Nervous excitement had kept her from getting much sleep the night before. With restless energy she’d tossed and turned, drea
ms of what she’d seen when she and her mother had clasped the amulet together flitting in and out of her dreams, until she’d finally given up on sleep. At dawn she’d dressed and sat outside on the terrace of their home, sipping herbal tea and trying to calm the jitters turning her gut inside out.
“Then oh, aroun’ oh, I don’ know, ’bout, forty, fifty years ago or so,” he drawled on, in a thick accent, “when all that strange mess goin’ on, folks started movin’out.”
“What happened?” she asked, her interest piqued.
“Folks started talkin’ ’bout the old mansion, seein’ stuff, ghosts and shit. Then they started sayin’ how they couldn’t pass that old bridge up ’head.” He pointed a bony finger toward the cracked windshield indicating a bridge Dominique could barely make out. “Hell, you couldn’t even get into this area if you was to come at the wrong time. Folks with good sense didn’t even try. Not after dark anyways.”
The uneasy feeling she’d been fighting grew stronger.
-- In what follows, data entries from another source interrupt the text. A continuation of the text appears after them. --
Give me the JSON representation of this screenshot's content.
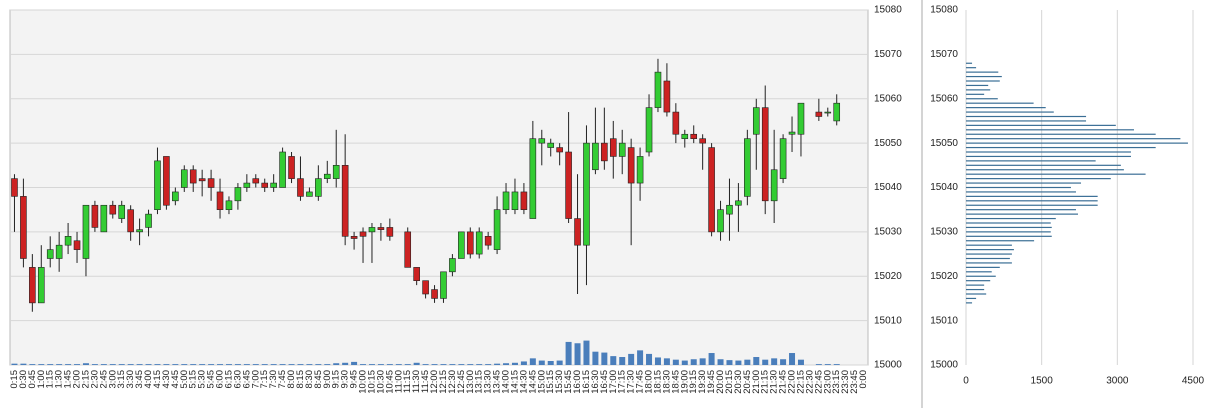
{
  "chart_data": [
    {
      "type": "candlestick",
      "categories": [
        "0:15",
        "0:30",
        "0:45",
        "1:00",
        "1:15",
        "1:30",
        "1:45",
        "2:00",
        "2:15",
        "2:30",
        "2:45",
        "3:00",
        "3:15",
        "3:30",
        "3:45",
        "4:00",
        "4:15",
        "4:30",
        "4:45",
        "5:00",
        "5:15",
        "5:30",
        "5:45",
        "6:00",
        "6:15",
        "6:30",
        "6:45",
        "7:00",
        "7:15",
        "7:30",
        "7:45",
        "8:00",
        "8:15",
        "8:30",
        "8:45",
        "9:00",
        "9:15",
        "9:30",
        "9:45",
        "10:00",
        "10:15",
        "10:30",
        "10:45",
        "11:00",
        "11:15",
        "11:30",
        "11:45",
        "12:00",
        "12:15",
        "12:30",
        "12:45",
        "13:00",
        "13:15",
        "13:30",
        "13:45",
        "14:00",
        "14:15",
        "14:30",
        "14:45",
        "15:00",
        "15:15",
        "15:30",
        "15:45",
        "16:00",
        "16:15",
        "16:30",
        "16:45",
        "17:00",
        "17:15",
        "17:30",
        "17:45",
        "18:00",
        "18:15",
        "18:30",
        "18:45",
        "19:00",
        "19:15",
        "19:30",
        "19:45",
        "20:00",
        "20:15",
        "20:30",
        "20:45",
        "21:00",
        "21:15",
        "21:30",
        "21:45",
        "22:00",
        "22:15",
        "22:30",
        "22:45",
        "23:00",
        "23:15",
        "23:30",
        "23:45",
        "0:00"
      ],
      "open": [
        15042,
        15038,
        15022,
        15014,
        15024,
        15024,
        15027,
        15028,
        15024,
        15036,
        15030,
        15036,
        15033,
        15035,
        15030,
        15031,
        15035,
        15047,
        15037,
        15040,
        15044,
        15042,
        15042,
        15039,
        15035,
        15037,
        15040,
        15042,
        15041,
        15040,
        15040,
        15047,
        15042,
        15038,
        15038,
        15042,
        15042,
        15045,
        15029,
        15030,
        15030,
        15031,
        15031,
        null,
        15030,
        15022,
        15019,
        15017,
        15015,
        15021,
        15024,
        15030,
        15025,
        15029,
        15026,
        15035,
        15035,
        15039,
        15033,
        15050,
        15049,
        15049,
        15048,
        15033,
        15027,
        15044,
        15050,
        15051,
        15047,
        15049,
        15041,
        15048,
        15058,
        15064,
        15057,
        15051,
        15052,
        15051,
        15049,
        15030,
        15034,
        15036,
        15038,
        15052,
        15058,
        15037,
        15042,
        15052,
        15052,
        null,
        15057,
        15057,
        15055,
        null,
        null,
        null
      ],
      "high": [
        15043,
        15042,
        15025,
        15027,
        15029,
        15030,
        15032,
        15030,
        15036,
        15037,
        15036,
        15037,
        15037,
        15036,
        15033,
        15035,
        15049,
        15047,
        15040,
        15045,
        15045,
        15044,
        15044,
        15042,
        15038,
        15041,
        15043,
        15043,
        15042,
        15043,
        15049,
        15048,
        15047,
        15040,
        15045,
        15046,
        15053,
        15052,
        15030,
        15031,
        15032,
        15032,
        15033,
        null,
        15031,
        15022,
        15019,
        15018,
        15021,
        15025,
        15030,
        15031,
        15031,
        15030,
        15038,
        15041,
        15042,
        15041,
        15055,
        15053,
        15051,
        15050,
        15057,
        15043,
        15054,
        15058,
        15058,
        15055,
        15053,
        15051,
        15049,
        15061,
        15069,
        15068,
        15059,
        15053,
        15054,
        15052,
        15050,
        15037,
        15042,
        15041,
        15053,
        15060,
        15063,
        15053,
        15052,
        15056,
        15059,
        null,
        15060,
        15058,
        15061,
        null,
        null,
        null
      ],
      "low": [
        15030,
        15022,
        15012,
        15014,
        15022,
        15021,
        15025,
        15023,
        15020,
        15030,
        15030,
        15033,
        15032,
        15028,
        15027,
        15029,
        15034,
        15035,
        15036,
        15039,
        15039,
        15038,
        15037,
        15033,
        15034,
        15035,
        15039,
        15040,
        15039,
        15039,
        15040,
        15041,
        15037,
        15038,
        15037,
        15041,
        15040,
        15027,
        15026,
        15023,
        15023,
        15028,
        15028,
        null,
        15022,
        15018,
        15015,
        15014,
        15014,
        15020,
        15024,
        15024,
        15024,
        15026,
        15025,
        15034,
        15034,
        15034,
        15033,
        15045,
        15047,
        15045,
        15032,
        15016,
        15018,
        15043,
        15044,
        15042,
        15043,
        15027,
        15037,
        15047,
        15057,
        15056,
        15050,
        15049,
        15050,
        15044,
        15029,
        15028,
        15028,
        15030,
        15036,
        15044,
        15034,
        15032,
        15041,
        15048,
        15047,
        null,
        15055,
        15056,
        15054,
        null,
        null,
        null
      ],
      "close": [
        15038,
        15024,
        15014,
        15022,
        15026,
        15027,
        15029,
        15026,
        15036,
        15031,
        15036,
        15034,
        15036,
        15030,
        15030.5,
        15034,
        15046,
        15036,
        15039,
        15044,
        15041,
        15041.5,
        15040,
        15035,
        15037,
        15040,
        15041,
        15041,
        15040,
        15041,
        15048,
        15042,
        15038,
        15039,
        15042,
        15043,
        15045,
        15029,
        15028.5,
        15029,
        15031,
        15030.5,
        15029,
        null,
        15022,
        15019,
        15016,
        15015,
        15021,
        15024,
        15030,
        15025,
        15030,
        15027,
        15035,
        15039,
        15039,
        15035,
        15051,
        15051,
        15050,
        15048,
        15033,
        15027,
        15050,
        15050,
        15046,
        15047,
        15050,
        15041,
        15047,
        15058,
        15066,
        15057,
        15052,
        15052,
        15051,
        15050,
        15030,
        15035,
        15036,
        15037,
        15051,
        15058,
        15037,
        15044,
        15051,
        15052.5,
        15059,
        null,
        15056,
        15057,
        15059,
        null,
        null,
        null
      ],
      "volume": [
        0.3,
        0.3,
        0.2,
        0.2,
        0.2,
        0.2,
        0.2,
        0.2,
        0.4,
        0.2,
        0.2,
        0.2,
        0.2,
        0.2,
        0.2,
        0.2,
        0.2,
        0.2,
        0.2,
        0.2,
        0.2,
        0.2,
        0.2,
        0.2,
        0.2,
        0.2,
        0.2,
        0.2,
        0.2,
        0.2,
        0.2,
        0.2,
        0.2,
        0.2,
        0.2,
        0.2,
        0.4,
        0.5,
        0.7,
        0.2,
        0.2,
        0.2,
        0.2,
        0.2,
        0.2,
        0.5,
        0.2,
        0.2,
        0.2,
        0.2,
        0.2,
        0.2,
        0.2,
        0.2,
        0.3,
        0.4,
        0.5,
        0.8,
        1.5,
        1.0,
        0.9,
        1.0,
        5.2,
        4.9,
        5.5,
        3.0,
        2.8,
        2.0,
        1.8,
        2.5,
        3.3,
        2.5,
        1.7,
        1.5,
        1.2,
        1.0,
        1.3,
        1.5,
        2.7,
        1.3,
        1.1,
        1.0,
        1.2,
        1.8,
        1.2,
        1.5,
        1.3,
        2.7,
        1.2,
        null,
        0.2,
        0.2,
        0.2,
        null,
        null,
        null
      ],
      "up_color": "#33cc33",
      "down_color": "#cc2222",
      "volume_color": "#4a7ebb",
      "ylim": [
        15000,
        15080
      ],
      "yticks": [
        15000,
        15010,
        15020,
        15030,
        15040,
        15050,
        15060,
        15070,
        15080
      ],
      "grid": true
    },
    {
      "type": "bar",
      "orientation": "horizontal",
      "y": [
        15068,
        15067,
        15066,
        15065,
        15064,
        15063,
        15062,
        15061,
        15060,
        15059,
        15058,
        15057,
        15056,
        15055,
        15054,
        15053,
        15052,
        15051,
        15050,
        15049,
        15048,
        15047,
        15046,
        15045,
        15044,
        15043,
        15042,
        15041,
        15040,
        15039,
        15038,
        15037,
        15036,
        15035,
        15034,
        15033,
        15032,
        15031,
        15030,
        15029,
        15028,
        15027,
        15026,
        15025,
        15024,
        15023,
        15022,
        15021,
        15020,
        15019,
        15018,
        15017,
        15016,
        15015,
        15014
      ],
      "values": [
        120,
        200,
        640,
        710,
        670,
        440,
        480,
        360,
        630,
        1340,
        1580,
        1740,
        2380,
        2380,
        2970,
        3330,
        3760,
        4250,
        4400,
        3760,
        3270,
        3270,
        2570,
        3070,
        3130,
        3560,
        2870,
        2280,
        2080,
        2180,
        2610,
        2610,
        2610,
        2180,
        2220,
        1780,
        1680,
        1700,
        1680,
        1700,
        1350,
        910,
        950,
        910,
        870,
        910,
        670,
        510,
        590,
        480,
        360,
        360,
        400,
        200,
        120
      ],
      "color": "#3a6e95",
      "xlim": [
        0,
        4500
      ],
      "xticks": [
        0,
        1500,
        3000,
        4500
      ],
      "ylim": [
        15000,
        15080
      ],
      "yticks": [
        15000,
        15010,
        15020,
        15030,
        15040,
        15050,
        15060,
        15070,
        15080
      ],
      "grid": true
    }
  ]
}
At first she put it down to nerves and uncertainty about her trip, but the more the old man talked, the closer they came to the mansion, the stronger the feeling became.
“It got stirred up again when ol’ Jean-Paul bought the place and moved in. And now, since the old man died, ah been hearin’ ’bout how it done started up again. We all thought it’d get better once the old man died. But it ain’t,” he said and from the backseat Dominique could hear the fear in the old man’s voice.
“Tourists ain’t got no damn sense. They the very ones who hear the rumors and that’s the first place they wanna visit when they come to the parish! Damn fools.” He shook his head. Realizing what he said, he quickly tried to make amends. “Not that you a fool, miss! Uh, didn’t mean to offend—”
Dominique gave the old man a half-smile and shook her head. “No offense taken.” It was easier than telling him she had no plans on being a simple “tourist”, that she had every intention of staying.